Damien Woody and Herm Edwards expect Philadelphia to defeat Arizona with a big week from RB LeGarrette Blount. (0:36)

There are certain positions in the NFL in which having one standout player is enough. Finding a quarterback is really hard, for instance, so when a team finds a great one it builds the offense around him.

Running back is different -- no team relies exclusively on just one. David Johnson was a workhorse last season, handling 76.8 percent of all carries by Cardinals players, the most in the league. But there were still more than 100 carries that went to other Cardinals in 2016.

The point? Having multiple backs is not a luxury in the NFL. It's a necessity.

With that in mind, we're ranking the NFL's best backfield tandems from 1 to 32 for the second season, taking into account usage, skill set and production.

A team that relies heavily on a solo back might not rank as high on this list as you might suspect -- but that's not an indictment of the starter, rather that the team widely relies so heavily on him that the backup is less of a factor. (Think Andy Reid has any reservations about feeding Kareem Hunt as much as he has so far? No way.)

Again, this is about backfield pairings, not the best individual backs.

Note: This list excludes running backs who are currently nursing long-term injuries, like Johnson and Danny Woodhead.


1. Atlanta Falcons

Devonta Freeman and Tevin Coleman: While many backfields feature players who can adeptly handle more specific roles, Freeman and Coleman are a rare one-two punch that can each play in any offensive situation. They're excellent pass-catchers and solid runners between the tackles, and each is effective in the red area. Together they account for 42.8 percent of the offense's yards from scrimmage. Freeman, who has rushed for a league-leading five touchdowns this season, is among the game's best.

2. Jacksonville Jaguars

Leonard Fournette and Chris Ivory: It's important that personnel aligns with the approach of the team.
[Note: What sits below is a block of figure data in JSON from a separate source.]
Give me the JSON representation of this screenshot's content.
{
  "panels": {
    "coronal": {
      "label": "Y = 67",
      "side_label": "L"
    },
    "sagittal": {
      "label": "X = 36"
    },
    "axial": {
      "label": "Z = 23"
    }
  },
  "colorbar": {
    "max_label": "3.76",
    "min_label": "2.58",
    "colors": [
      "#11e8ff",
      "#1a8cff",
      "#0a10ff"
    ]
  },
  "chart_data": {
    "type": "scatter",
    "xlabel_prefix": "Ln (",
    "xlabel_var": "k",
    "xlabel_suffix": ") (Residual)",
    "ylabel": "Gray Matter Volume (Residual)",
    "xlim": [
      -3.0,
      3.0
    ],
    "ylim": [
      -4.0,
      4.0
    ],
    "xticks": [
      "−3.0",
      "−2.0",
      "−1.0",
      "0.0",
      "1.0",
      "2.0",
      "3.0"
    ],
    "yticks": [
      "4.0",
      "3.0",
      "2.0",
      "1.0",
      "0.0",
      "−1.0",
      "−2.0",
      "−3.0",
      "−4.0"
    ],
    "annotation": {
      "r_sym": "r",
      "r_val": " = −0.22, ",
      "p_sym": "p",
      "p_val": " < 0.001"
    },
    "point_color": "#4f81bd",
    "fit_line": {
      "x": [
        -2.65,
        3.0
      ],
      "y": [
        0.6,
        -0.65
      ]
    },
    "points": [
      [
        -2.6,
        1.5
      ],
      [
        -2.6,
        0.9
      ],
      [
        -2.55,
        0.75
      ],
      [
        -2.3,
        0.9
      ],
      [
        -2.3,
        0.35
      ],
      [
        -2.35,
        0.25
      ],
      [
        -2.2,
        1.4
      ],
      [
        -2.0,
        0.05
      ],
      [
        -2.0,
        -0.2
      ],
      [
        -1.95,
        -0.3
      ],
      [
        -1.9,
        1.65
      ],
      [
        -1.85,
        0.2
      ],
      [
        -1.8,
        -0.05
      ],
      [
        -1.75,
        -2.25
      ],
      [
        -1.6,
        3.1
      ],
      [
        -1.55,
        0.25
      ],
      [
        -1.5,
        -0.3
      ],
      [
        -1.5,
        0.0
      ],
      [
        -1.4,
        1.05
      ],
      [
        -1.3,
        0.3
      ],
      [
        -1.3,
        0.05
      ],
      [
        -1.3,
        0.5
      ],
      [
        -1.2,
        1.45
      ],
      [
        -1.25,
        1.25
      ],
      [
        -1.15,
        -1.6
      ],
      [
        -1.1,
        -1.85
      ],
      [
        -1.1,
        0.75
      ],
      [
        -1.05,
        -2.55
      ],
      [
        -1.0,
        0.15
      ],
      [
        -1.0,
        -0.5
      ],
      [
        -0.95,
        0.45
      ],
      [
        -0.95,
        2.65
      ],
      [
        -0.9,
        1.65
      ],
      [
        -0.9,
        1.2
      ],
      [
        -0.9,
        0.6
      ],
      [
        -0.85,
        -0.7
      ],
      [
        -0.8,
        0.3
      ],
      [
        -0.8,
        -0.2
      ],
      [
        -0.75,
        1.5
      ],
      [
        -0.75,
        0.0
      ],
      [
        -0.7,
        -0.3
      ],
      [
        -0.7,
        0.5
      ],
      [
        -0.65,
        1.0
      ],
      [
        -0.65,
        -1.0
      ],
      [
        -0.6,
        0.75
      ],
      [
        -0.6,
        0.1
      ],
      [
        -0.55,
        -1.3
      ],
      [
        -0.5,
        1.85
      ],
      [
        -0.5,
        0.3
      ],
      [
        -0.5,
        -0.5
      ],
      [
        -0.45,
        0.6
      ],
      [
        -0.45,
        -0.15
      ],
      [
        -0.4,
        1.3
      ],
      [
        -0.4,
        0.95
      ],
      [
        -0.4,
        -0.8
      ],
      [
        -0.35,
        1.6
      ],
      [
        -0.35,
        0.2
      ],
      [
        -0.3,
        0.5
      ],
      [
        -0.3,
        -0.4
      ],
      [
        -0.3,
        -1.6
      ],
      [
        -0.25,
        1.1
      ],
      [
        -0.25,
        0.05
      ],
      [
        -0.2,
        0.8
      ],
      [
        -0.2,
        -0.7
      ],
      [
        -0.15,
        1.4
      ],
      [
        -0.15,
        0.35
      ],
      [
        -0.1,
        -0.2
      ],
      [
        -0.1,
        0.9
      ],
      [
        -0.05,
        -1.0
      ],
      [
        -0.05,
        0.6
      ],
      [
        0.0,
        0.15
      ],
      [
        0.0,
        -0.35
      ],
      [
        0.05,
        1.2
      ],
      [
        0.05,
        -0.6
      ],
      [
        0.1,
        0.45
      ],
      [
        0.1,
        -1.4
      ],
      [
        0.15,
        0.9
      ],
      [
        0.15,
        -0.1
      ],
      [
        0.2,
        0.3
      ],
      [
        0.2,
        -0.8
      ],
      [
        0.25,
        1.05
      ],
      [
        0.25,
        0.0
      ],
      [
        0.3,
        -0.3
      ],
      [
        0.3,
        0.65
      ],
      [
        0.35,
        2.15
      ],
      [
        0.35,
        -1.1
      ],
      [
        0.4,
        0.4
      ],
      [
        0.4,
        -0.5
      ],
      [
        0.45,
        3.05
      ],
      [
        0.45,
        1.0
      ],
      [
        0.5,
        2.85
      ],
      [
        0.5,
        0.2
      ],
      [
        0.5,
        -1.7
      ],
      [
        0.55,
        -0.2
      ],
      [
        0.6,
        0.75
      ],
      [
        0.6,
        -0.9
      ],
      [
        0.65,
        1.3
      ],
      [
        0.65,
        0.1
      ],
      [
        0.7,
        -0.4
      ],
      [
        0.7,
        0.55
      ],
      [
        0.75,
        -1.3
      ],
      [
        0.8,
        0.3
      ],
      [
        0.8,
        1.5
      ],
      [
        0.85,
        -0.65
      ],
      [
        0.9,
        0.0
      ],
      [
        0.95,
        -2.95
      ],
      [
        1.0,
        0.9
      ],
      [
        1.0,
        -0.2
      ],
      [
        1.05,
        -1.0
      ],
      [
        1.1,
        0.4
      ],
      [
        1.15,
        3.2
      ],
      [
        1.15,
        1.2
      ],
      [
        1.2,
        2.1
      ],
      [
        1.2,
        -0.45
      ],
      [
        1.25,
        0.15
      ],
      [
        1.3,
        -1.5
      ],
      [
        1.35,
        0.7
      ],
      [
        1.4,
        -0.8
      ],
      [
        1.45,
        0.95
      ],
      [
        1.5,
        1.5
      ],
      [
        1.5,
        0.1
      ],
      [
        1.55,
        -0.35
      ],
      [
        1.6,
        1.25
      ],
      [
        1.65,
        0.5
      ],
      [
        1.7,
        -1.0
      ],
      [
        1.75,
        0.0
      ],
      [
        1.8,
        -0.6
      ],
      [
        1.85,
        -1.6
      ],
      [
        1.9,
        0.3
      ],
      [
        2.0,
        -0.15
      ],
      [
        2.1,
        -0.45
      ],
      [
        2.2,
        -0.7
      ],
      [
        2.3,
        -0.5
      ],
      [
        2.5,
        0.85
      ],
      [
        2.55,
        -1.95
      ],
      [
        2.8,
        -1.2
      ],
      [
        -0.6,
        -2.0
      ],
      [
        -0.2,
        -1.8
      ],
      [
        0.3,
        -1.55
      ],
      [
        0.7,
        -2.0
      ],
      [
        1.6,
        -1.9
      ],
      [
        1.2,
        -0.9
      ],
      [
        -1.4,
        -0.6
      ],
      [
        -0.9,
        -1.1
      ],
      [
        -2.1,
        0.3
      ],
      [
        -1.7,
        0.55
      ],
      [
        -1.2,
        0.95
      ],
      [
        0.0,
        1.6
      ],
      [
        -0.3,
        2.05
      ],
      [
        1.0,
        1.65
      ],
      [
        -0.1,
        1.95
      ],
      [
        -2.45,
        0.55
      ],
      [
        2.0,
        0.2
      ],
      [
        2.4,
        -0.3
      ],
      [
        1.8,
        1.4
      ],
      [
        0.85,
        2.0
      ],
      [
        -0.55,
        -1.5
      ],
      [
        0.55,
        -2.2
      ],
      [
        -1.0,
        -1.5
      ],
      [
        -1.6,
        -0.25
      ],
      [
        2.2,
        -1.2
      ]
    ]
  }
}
The Jaguars don't want to spread things out on offense and chip away through the air. They want to wear you out, to have defensive linemen looking for a substitution and linebackers feeling like they are the ones who have been tackled, not doing the tackling. With Fournette and Ivory, Jacksonville has the kind of backfield defenses hate to see for four quarters -- especially when you consider 52.27 percent of the Jags' offensive plays are on the ground, the second-highest rate in the league.